The description of the problem goes:
Let the sequence $a_0, a_1,...$ be defined by the equation:
$$1-x^2+x^4-x^6+... = \sum_{n=0}^\infty a_n(x-3)^n,\;0<x<1.$$
Find $\limsup_{n\to \infty}(\lvert a_n\rvert ^\frac{1}{n}).$
This problem has shown on my Calculus test and haunted me for a long time. At first glance it seems like to find the coefficients of Taylor series of $f(x )=\frac{1}{1+x^2}$ centered at $x_0=3$. However the coefficients $a_n=\frac{f^\left (n\right)(3)}{n!}$ is not easy at all to compute. I've done some work and found it can be solved through some methods in complex analysis, which I do not have now. I was wondering whether it can be solved using Calculus ?

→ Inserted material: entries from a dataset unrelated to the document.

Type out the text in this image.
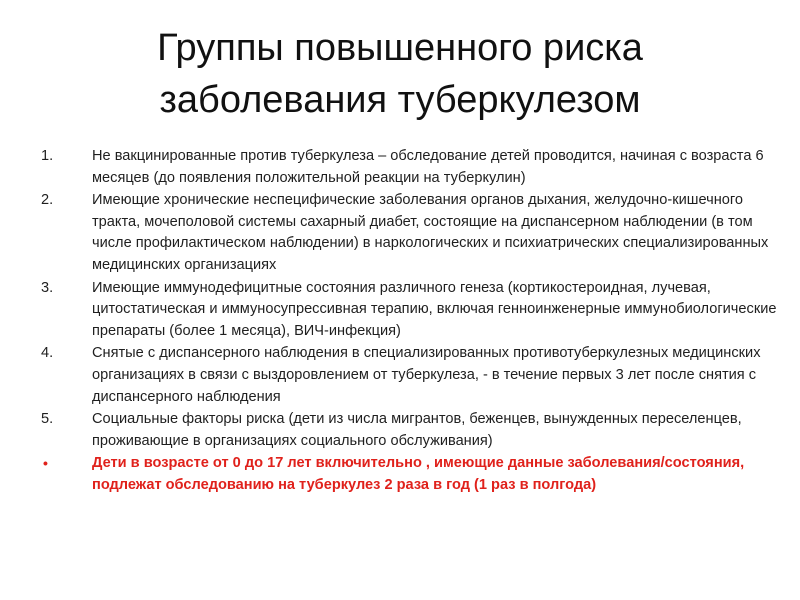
Группы повышенного риска
заболевания туберкулезом
1.	Не вакцинированные против туберкулеза – обследование детей проводится, начиная с возраста 6 месяцев (до появления положительной реакции на туберкулин)
2.	Имеющие хронические неспецифические заболевания органов дыхания, желудочно-кишечного тракта, мочеполовой системы сахарный диабет, состоящие на диспансерном наблюдении (в том числе профилактическом наблюдении) в наркологических и психиатрических специализированных медицинских организациях
3.	Имеющие иммунодефицитные состояния различного генеза (кортикостероидная, лучевая, цитостатическая и иммуносупрессивная терапию, включая генноинженерные иммунобиологические препараты (более 1 месяца), ВИЧ-инфекция)
4.	Снятые с диспансерного наблюдения в специализированных противотуберкулезных медицинских организациях в связи с выздоровлением от туберкулеза, - в течение первых 3 лет после снятия с диспансерного наблюдения
5.	Социальные факторы риска (дети из числа мигрантов, беженцев, вынужденных переселенцев, проживающие в организациях социального обслуживания)
•	Дети в возрасте от 0 до 17 лет включительно , имеющие данные заболевания/состояния, подлежат обследованию на туберкулез 2 раза в год (1 раз в полгода)
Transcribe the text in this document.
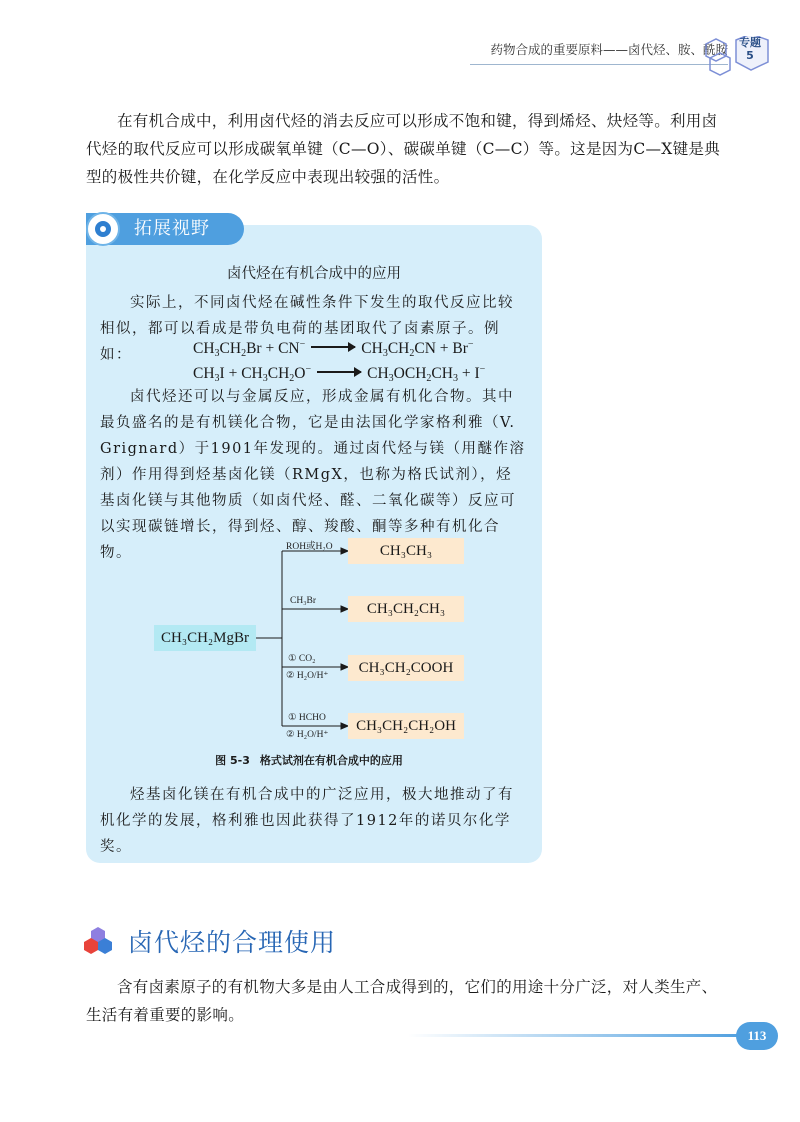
药物合成的重要原料——卤代烃、胺、酰胺	专题
5
在有机合成中，利用卤代烃的消去反应可以形成不饱和键，得到烯烃、炔烃等。利用卤代烃的取代反应可以形成碳氧单键（C—O）、碳碳单键（C—C）等。这是因为C—X键是典型的极性共价键，在化学反应中表现出较强的活性。
拓展视野
卤代烃在有机合成中的应用
实际上，不同卤代烃在碱性条件下发生的取代反应比较相似，都可以看成是带负电荷的基团取代了卤素原子。例如：	$CH_3CH_2Br + CN^- \to CH_3CH_2CN + Br^-$
$CH_3I + CH_3CH_2O^- \to CH_3OCH_2CH_3 + I^-$
卤代烃还可以与金属反应，形成金属有机化合物。其中最负盛名的是有机镁化合物，它是由法国化学家格利雅（V. Grignard）于1901年发现的。通过卤代烃与镁（用醚作溶剂）作用得到烃基卤化镁（RMgX，也称为格氏试剂），烃基卤化镁与其他物质（如卤代烃、醛、二氧化碳等）反应可以实现碳链增长，得到烃、醇、羧酸、酮等多种有机化合物。
CH₃CH₂MgBr
ROH或H₂O	CH₃CH₃
CH₃Br	CH₃CH₂CH₃
① CO₂
② H₂O/H⁺	CH₃CH₂COOH
① HCHO
② H₂O/H⁺
CH₃CH₂CH₂OH
图 5-3 格式试剂在有机合成中的应用
烃基卤化镁在有机合成中的广泛应用，极大地推动了有机化学的发展，格利雅也因此获得了1912年的诺贝尔化学奖。
卤代烃的合理使用
含有卤素原子的有机物大多是由人工合成得到的，它们的用途十分广泛，对人类生产、生活有着重要的影响。
113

Note: I have another problem which I believe can be solved by similar argument:
$$\sum_{n=0}^\infty (-1)^n\left(\frac{x}{3}\right)^n=\sum_{n=0}^\infty a_n(x+1)^n,\;-3<x<1.$$
Find $\lim_{n\to \infty}(\lvert a_n\rvert ^\frac{1}{n}).$
Many thanks to anyone helps in advance!